In re the Arbitration between Shenendehowa Central School District Board of Education & Civil Service Employees Ass'n

Kavanagh, J. (dissenting).

It is difficult to understand how, on the one hand, the majority can concede that petitioner had the option under the collective bargaining agreement (hereinafter CBA) to discharge respondent Cynthia DiDomenicantonio (hereinafter respondent) for failing a drug test and, on the other, conclude that petitioner violated the CBA when it chose that option and terminated her. These two positions, which are reflected in the arbitrator’s decision, appear to be incompatible with each other and do not support any rational analysis of the parties’ rights under the CBA.

Here, the arbitrator was asked to answer two questions — the first is whether petitioner violated article iy § 47 of the CBA when it terminated respondent. If the answer to this question was no — which, in our opinion, it had to be — the inquiry ended and there was no reason to consider the second question, which focused on the remedy to be imposed for a failed drug test.2

Petitioner contends, and we agree, that if it had the contractual right under these circumstances to discharge respondent, then it did not violate article iy § 47 of the CBA when it chose to terminate her. This position is reinforced by the majority’s concession that respondent, by testing positive for marihuana, committed a serious offense as that term is used in the CBA and, as a result, did not have a right to progressive discipline. Under the circumstances, why and how it settled on termination of respondent is totally irrelevant and involves collateral considerations that have nothing to do with its rights under the CBA. Simply stated, it is apparent to us that what the arbitra*1119tor chose to do here was not to answer the question posed by the parties for arbitration but, instead, to fashion a resolution of this dispute that he thought was palatable to all involved. While that approach may be commendable, it was not what the parties agreed would be submitted for arbitration and, in doing so, the arbitrator “ ‘clearly exceeded] a specifically enumerated limitation on [his] power’ ” (Matter of Grasso [Grasso], 72 AD3d 1463, 1465 [2010], lv denied 15 NY3d 705 [2010], quoting Matter of New York City Tr. Auth. v Transport Workers’ Union of Am., Local 100, AFL-CIO, 6 NY3d 332, 336 [2005]). For these reasons, and for what we believe are sound public policy considerations implicated by petitioner’s legitimate concern that school bus drivers not be substance abusers, we believe that the arbitrator exceeded his authority and issued a determination that violates sound public policy.

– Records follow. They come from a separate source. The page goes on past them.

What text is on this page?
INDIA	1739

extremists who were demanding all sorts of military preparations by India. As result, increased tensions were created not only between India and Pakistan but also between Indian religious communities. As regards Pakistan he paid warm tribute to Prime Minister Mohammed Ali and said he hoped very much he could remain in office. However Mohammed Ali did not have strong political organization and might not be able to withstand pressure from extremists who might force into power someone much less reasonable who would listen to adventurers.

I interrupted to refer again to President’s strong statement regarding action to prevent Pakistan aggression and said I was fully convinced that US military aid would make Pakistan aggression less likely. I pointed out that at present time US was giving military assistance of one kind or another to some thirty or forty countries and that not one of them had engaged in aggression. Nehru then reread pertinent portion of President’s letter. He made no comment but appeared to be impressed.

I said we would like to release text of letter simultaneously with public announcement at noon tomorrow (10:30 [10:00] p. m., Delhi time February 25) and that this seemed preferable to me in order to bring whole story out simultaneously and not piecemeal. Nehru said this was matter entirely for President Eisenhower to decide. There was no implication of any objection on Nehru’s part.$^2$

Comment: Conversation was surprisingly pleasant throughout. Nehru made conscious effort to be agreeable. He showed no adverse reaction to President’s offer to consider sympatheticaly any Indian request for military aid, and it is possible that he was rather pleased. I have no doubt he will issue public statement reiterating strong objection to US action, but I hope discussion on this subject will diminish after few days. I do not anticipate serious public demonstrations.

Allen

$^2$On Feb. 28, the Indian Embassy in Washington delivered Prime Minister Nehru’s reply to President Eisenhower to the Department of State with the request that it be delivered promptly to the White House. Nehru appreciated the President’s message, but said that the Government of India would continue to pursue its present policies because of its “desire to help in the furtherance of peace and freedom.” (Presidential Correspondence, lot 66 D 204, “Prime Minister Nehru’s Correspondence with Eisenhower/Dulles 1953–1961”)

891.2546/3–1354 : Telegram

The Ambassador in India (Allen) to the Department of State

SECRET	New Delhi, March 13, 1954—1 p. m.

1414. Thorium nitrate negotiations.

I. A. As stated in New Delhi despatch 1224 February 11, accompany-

Malone Jr., J., concurs. Ordered that the order is reversed, on the law, without costs, petition denied, counterclaim granted and arbitration award confirmed. [Prior Case History: 29 Misc 3d 1231(A), 2010 NY Slip Op 52107(11).]

. Parenthetically, the arbitrator did not simply find that petitioner violated the CBA by not considering other discipline short of termination. He found that petitioner could not, under the CBA, discharge respondent even though she failed the drug test. In his decision, the arbitrator required, in addition to a positive finding in the drug test, that other circumstances must exist, which, when considered in connection with the failed drug test, amount to “just cause” for respondent’s termination. Such a requirement does not exist in the CBA and, by imposing it as a condition to petitioner exercising its option under the CBÁ, represents a material change in the parties’ agreement.